HSBC sees 15% Sensex upside by 2025, driven by strong small and mid-cap growth amid high valuations and stabilizing economy
HSBC remains overweight on India, with a Sensex year-end 2025 target of 90,520, implying a 15% upside. While economic growth in India is stabilizing at a lower but still healthy level, earnings downgrades are notable given the country’s high valuation multiples. EPS growth is expected to be driven primarily by small and mid-cap stocks, projected to grow at 30%, compared to just 12% growth anticipated for large-cap stocks.
HSBC on Microfinance Institutions (MFIs)
The sector has moved from early signs of asset quality stress in Q1FY25 to a full-blown crisis.
Credit costs are expected to remain high in the second half of FY25.
Annualized AUM growth is likely to moderate to around 15% CAGR.
Performance among players is currently mixed, with clearer differentiation expected in Q3FY25.
Jefferies on Chemicals
SRF has withdrawn its growth guidance due to uncertain demand.
NFIL is expected to resume growth in the second half of FY25, driven by a new agrochemical plant and CDMO contracts.
PI Industries remains the top pick in the sector.
Morgan Stanley on Chemicals
Q2 results showed limited pricing power and margin improvements.
Earnings forecasts were cut again, and companies have reset guidance for 2025 with limited confidence.
While earnings are nearing a bottom, risks still persist.
Preferred stock: Deepak Nitrite.
Jefferies on Logistics
Concor, Gateway, and TCI Express reported volume growth ranging from -3% to +6%.

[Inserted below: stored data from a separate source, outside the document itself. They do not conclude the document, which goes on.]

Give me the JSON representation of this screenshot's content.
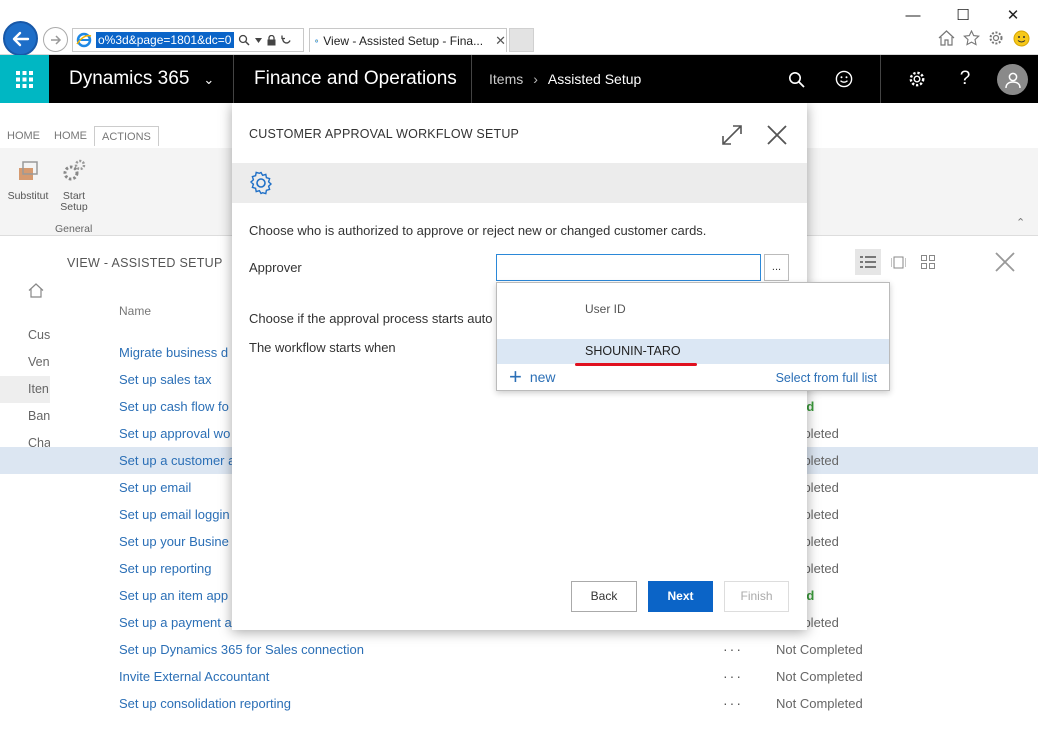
{
  "browser": {
    "url": "o%3d&page=1801&dc=0",
    "tab_title": "View - Assisted Setup - Fina...",
    "tab_close": "✕",
    "window": {
      "minimize": "—",
      "maximize": "☐",
      "close": "✕"
    }
  },
  "navbar": {
    "brand": "Dynamics 365",
    "brand_chevron": "⌄",
    "app": "Finance and Operations",
    "breadcrumb": [
      "Items",
      "Assisted Setup"
    ],
    "breadcrumb_sep": "›",
    "help": "?"
  },
  "ribbon": {
    "tabs": [
      "HOME",
      "HOME",
      "ACTIONS"
    ],
    "buttons": [
      {
        "label1": "Substitut",
        "label2": ""
      },
      {
        "label1": "Start",
        "label2": "Setup"
      }
    ],
    "group": "General"
  },
  "page": {
    "heading": "VIEW - ASSISTED SETUP",
    "left_nav": [
      "Cus",
      "Ven",
      "Iten",
      "Ban",
      "Cha"
    ],
    "column_name": "Name",
    "rows": [
      {
        "name": "Migrate business d",
        "dots": "",
        "status": "",
        "status_style": ""
      },
      {
        "name": "Set up sales tax",
        "dots": "",
        "status": "",
        "status_style": ""
      },
      {
        "name": "Set up cash flow fo",
        "dots": "",
        "status": "pleted",
        "status_style": "green"
      },
      {
        "name": "Set up approval wo",
        "dots": "",
        "status": "Completed",
        "status_style": ""
      },
      {
        "name": "Set up a customer a",
        "dots": "",
        "status": "Completed",
        "status_style": ""
      },
      {
        "name": "Set up email",
        "dots": "",
        "status": "Completed",
        "status_style": ""
      },
      {
        "name": "Set up email loggin",
        "dots": "",
        "status": "Completed",
        "status_style": ""
      },
      {
        "name": "Set up your Busine",
        "dots": "",
        "status": "Completed",
        "status_style": ""
      },
      {
        "name": "Set up reporting",
        "dots": "",
        "status": "Completed",
        "status_style": ""
      },
      {
        "name": "Set up an item app",
        "dots": "",
        "status": "pleted",
        "status_style": "green"
      },
      {
        "name": "Set up a payment a",
        "dots": "",
        "status": "Completed",
        "status_style": ""
      },
      {
        "name": "Set up Dynamics 365 for Sales connection",
        "dots": "···",
        "status": "Not Completed",
        "status_style": ""
      },
      {
        "name": "Invite External Accountant",
        "dots": "···",
        "status": "Not Completed",
        "status_style": ""
      },
      {
        "name": "Set up consolidation reporting",
        "dots": "···",
        "status": "Not Completed",
        "status_style": ""
      }
    ]
  },
  "dialog": {
    "title": "CUSTOMER APPROVAL WORKFLOW SETUP",
    "description": "Choose who is authorized to approve or reject new or changed customer cards.",
    "approver_label": "Approver",
    "approver_value": "",
    "lookup_label": "...",
    "choose_text": "Choose if the approval process starts auto",
    "workflow_starts": "The workflow starts when",
    "back": "Back",
    "next": "Next",
    "finish": "Finish"
  },
  "lookup": {
    "header": "User ID",
    "selected": "SHOUNIN-TARO",
    "new_label": "new",
    "full_list": "Select from full list"
  },
  "colors": {
    "accent": "#0b64c7",
    "waffle": "#00b7c3",
    "link": "#2b6fb6",
    "annotation": "#e0101f"
  }
}
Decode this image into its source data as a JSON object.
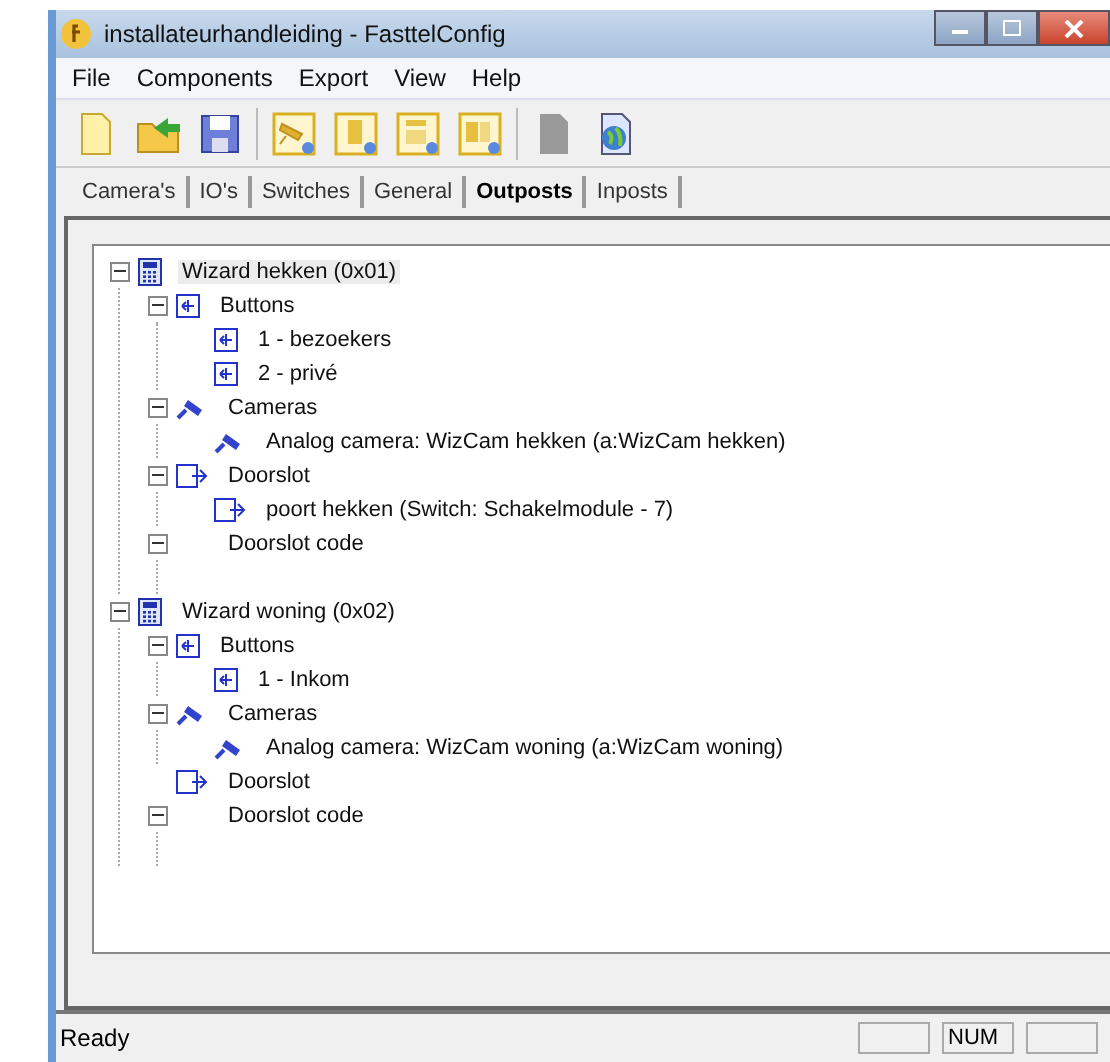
{
  "window": {
    "title": "installateurhandleiding - FasttelConfig"
  },
  "menu": [
    "File",
    "Components",
    "Export",
    "View",
    "Help"
  ],
  "tabs": [
    {
      "label": "Camera's",
      "selected": false
    },
    {
      "label": "IO's",
      "selected": false
    },
    {
      "label": "Switches",
      "selected": false
    },
    {
      "label": "General",
      "selected": false
    },
    {
      "label": "Outposts",
      "selected": true
    },
    {
      "label": "Inposts",
      "selected": false
    }
  ],
  "tree": [
    {
      "label": "Wizard hekken (0x01)",
      "kind": "device",
      "expanded": true,
      "selected": true,
      "children": [
        {
          "label": "Buttons",
          "kind": "button",
          "expanded": true,
          "children": [
            {
              "label": "1 - bezoekers",
              "kind": "button"
            },
            {
              "label": "2 - privé",
              "kind": "button"
            }
          ]
        },
        {
          "label": "Cameras",
          "kind": "camera",
          "expanded": true,
          "children": [
            {
              "label": "Analog camera: WizCam hekken (a:WizCam hekken)",
              "kind": "camera"
            }
          ]
        },
        {
          "label": "Doorslot",
          "kind": "switch",
          "expanded": true,
          "children": [
            {
              "label": "poort hekken (Switch: Schakelmodule - 7)",
              "kind": "switch"
            }
          ]
        },
        {
          "label": "Doorslot code",
          "kind": "code",
          "expanded": true
        }
      ]
    },
    {
      "label": "Wizard woning (0x02)",
      "kind": "device",
      "expanded": true,
      "selected": false,
      "children": [
        {
          "label": "Buttons",
          "kind": "button",
          "expanded": true,
          "children": [
            {
              "label": "1 - Inkom",
              "kind": "button"
            }
          ]
        },
        {
          "label": "Cameras",
          "kind": "camera",
          "expanded": true,
          "children": [
            {
              "label": "Analog camera: WizCam woning (a:WizCam woning)",
              "kind": "camera"
            }
          ]
        },
        {
          "label": "Doorslot",
          "kind": "switch"
        },
        {
          "label": "Doorslot code",
          "kind": "code",
          "expanded": true
        }
      ]
    }
  ],
  "status_bar": {
    "text": "Ready",
    "indicator": "NUM"
  }
}
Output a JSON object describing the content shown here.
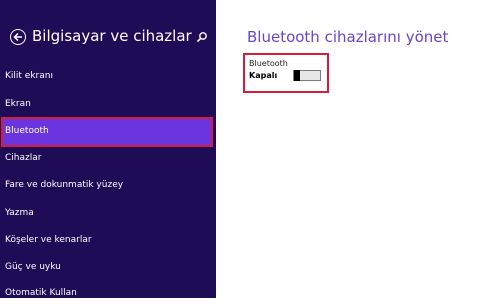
{
  "sidebar": {
    "title": "Bilgisayar ve cihazlar",
    "items": [
      {
        "label": "Kilit ekranı"
      },
      {
        "label": "Ekran"
      },
      {
        "label": "Bluetooth"
      },
      {
        "label": "Cihazlar"
      },
      {
        "label": "Fare ve dokunmatik yüzey"
      },
      {
        "label": "Yazma"
      },
      {
        "label": "Köşeler ve kenarlar"
      },
      {
        "label": "Güç ve uyku"
      },
      {
        "label": "Otomatik Kullan"
      }
    ],
    "selected_item": "Bluetooth"
  },
  "main": {
    "title": "Bluetooth cihazlarını yönet",
    "bluetooth_label": "Bluetooth",
    "bluetooth_state": "Kapalı",
    "toggle_on": false
  },
  "icons": {
    "back": "back-arrow-icon",
    "search": "search-icon"
  },
  "colors": {
    "sidebar_bg": "#1e0c56",
    "selected_bg": "#6a35df",
    "highlight_border": "#d21e3c",
    "title_color": "#6b45c9"
  }
}
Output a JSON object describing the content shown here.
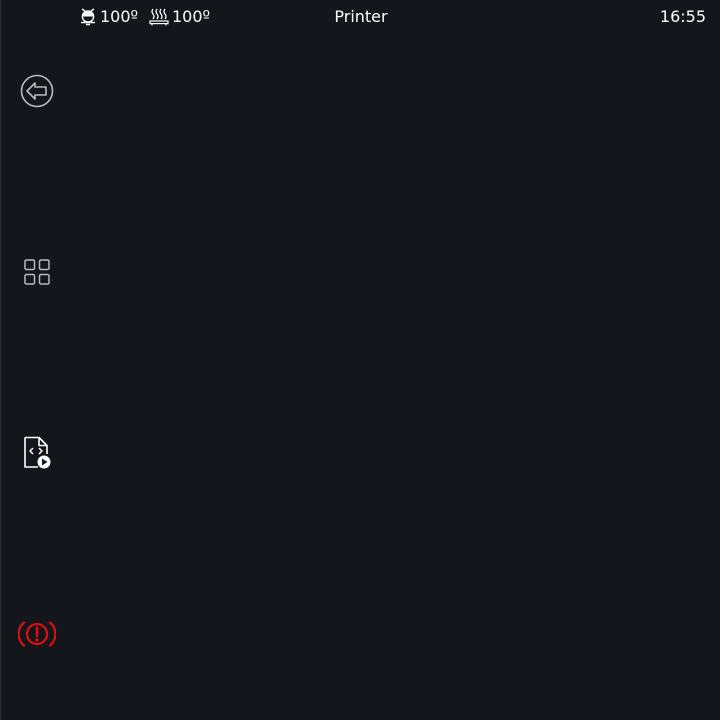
{
  "topbar": {
    "extruder_temp": "100º",
    "bed_temp": "100º",
    "title": "Printer",
    "clock": "16:55"
  },
  "sidebar": {
    "items": [
      {
        "name": "back",
        "icon": "back-arrow-circle-icon"
      },
      {
        "name": "main-menu",
        "icon": "grid-icon"
      },
      {
        "name": "macros",
        "icon": "file-code-play-icon"
      },
      {
        "name": "emergency-stop",
        "icon": "emergency-stop-icon"
      }
    ]
  },
  "colors": {
    "background": "#13171b",
    "foreground": "#ffffff",
    "icon_muted": "#b8bcc0",
    "emergency": "#e10d0d"
  }
}
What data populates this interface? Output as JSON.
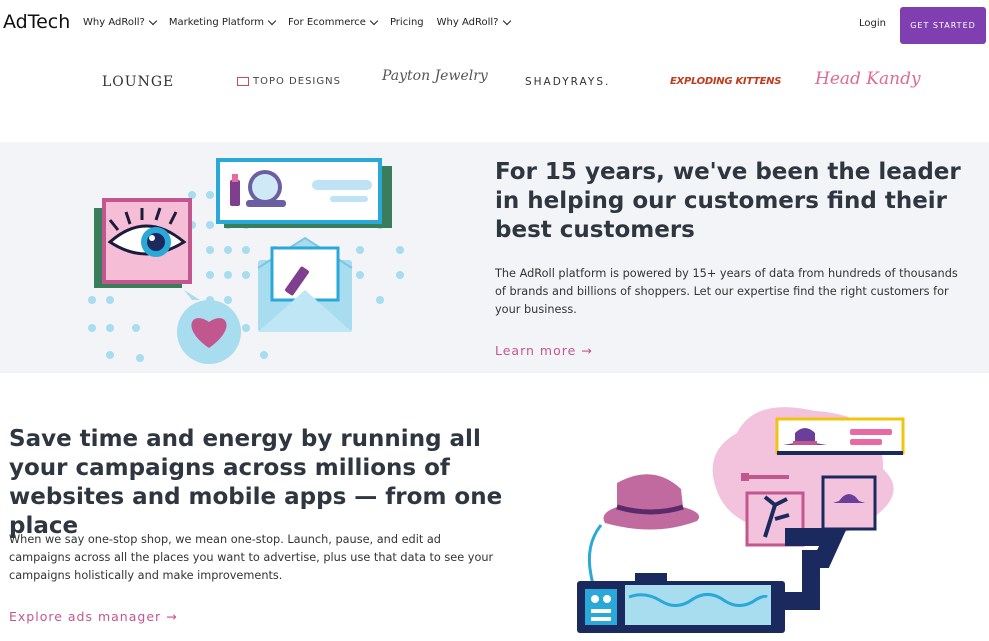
{
  "nav": {
    "logo": "AdTech",
    "menu": [
      "Why AdRoll?",
      "Marketing Platform",
      "For Ecommerce",
      "Pricing",
      "Why AdRoll?"
    ],
    "login": "Login",
    "cta": "GET STARTED"
  },
  "logos": {
    "lounge": "LOUNGE",
    "topo": "TOPO DESIGNS",
    "payton": "Payton Jewelry",
    "shady": "SHADYRAYS.",
    "kittens": "EXPLODING KITTENS",
    "hk": "Head Kandy"
  },
  "section1": {
    "heading": "For 15 years, we've been the leader in helping our customers find their best customers",
    "body": "The AdRoll platform is powered by 15+ years of data from hundreds of thousands of brands and billions of shoppers. Let our expertise find the right customers for your business.",
    "link": "Learn more →"
  },
  "section2": {
    "heading": "Save time and energy by running all your campaigns across millions of websites and mobile apps — from one place",
    "body": "When we say one-stop shop, we mean one-stop. Launch, pause, and edit ad campaigns across all the places you want to advertise, plus use that data to see your campaigns holistically and make improvements.",
    "link": "Explore ads manager →"
  },
  "colors": {
    "cta": "#7f3fb0",
    "link": "#c2578f",
    "section_bg": "#f3f4f7",
    "heading": "#2f3640"
  }
}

Delhivery had mixed results: strong B2B volumes but weak B2C performance.
HSBC on Sobha
Rating: Buy, Target Price (TP): Rs 2150
Q2 bookings were below expectations due to weak launches, and margins were impacted by contractual businesses.
The launch pipeline remains strong.
Post rights issue and improved operational cash flows, the company is well-positioned for robust growth.
Bernstein on PFC/REC
Stocks declined sharply due to US SEC concerns over Adani Green and Azure (not under coverage).
Loans provided by REC to Azure are unrelated to the project mentioned in the SEC article.
Operating renewable assets are comparable to bonds and can be sold easily, while under-construction assets can be repurposed for other contracts.
Remain positive on PFC and REC; the recent price dip offers a good buying opportunity.
Jefferies on SBI
Rating: Buy, Target Price (TP): Rs 1030
Management plans to increase deposit growth and balance loan-deposit growth.
Asset quality remains stable, and recoveries will boost earnings in the second half of FY25.
Gradual policy rate cuts may have limited impact due to the bank’s high share of MCLR loans, which protect net interest margins (NIMs).
SBI does not plan to raise capital or list its subsidiaries.
Morgan Stanley on HCL Tech
Rating: Equal-weight, Target Price (TP): Rs 1970
Management commentary indicates a balanced demand environment.
Qualified order pipeline is at an all-time high, and deal wins have not depleted the order book.
Focus remains on profitable growth, with competitive pricing for large deals.
80% of US employees are non-visa-dependent, reducing risk from changes in visa regulations.
The company has expanded nearshore centers, lowering regulatory risks further.
UBS on L&T
Rating: Neutral, Target Price (TP): Rs 4000
Korean Engineering & Construction (E&C) firms have low interest in taking large orders in the Middle East.
Lower risks for Middle East hydrocarbon projects, with a near-term pipeline of $10–12 billion.
Competition is higher in domestic infrastructure than hydrocarbons.
Key growth drivers include domestic infrastructure spending and Middle East project execution.
Nifty 50 drops 11% from September highs amid downgrades, foreign outflows, and macroeconomic pressures.
Nifty 50 index has declined by 11% from its peak in September, driven by significant foreign investor outflows and stock downgrades by major institutions such as Goldman Sachs and Citigroup. The market faces additional challenges, including weaker economic growth, rising inflation, and signs of cooling consumer demand. According to Bloomberg, the MSCI India Index is currently trading at 22 times its forward earnings, which is above its historical average. This elevated valuation suggests that a swift market recovery is unlikely in the near term.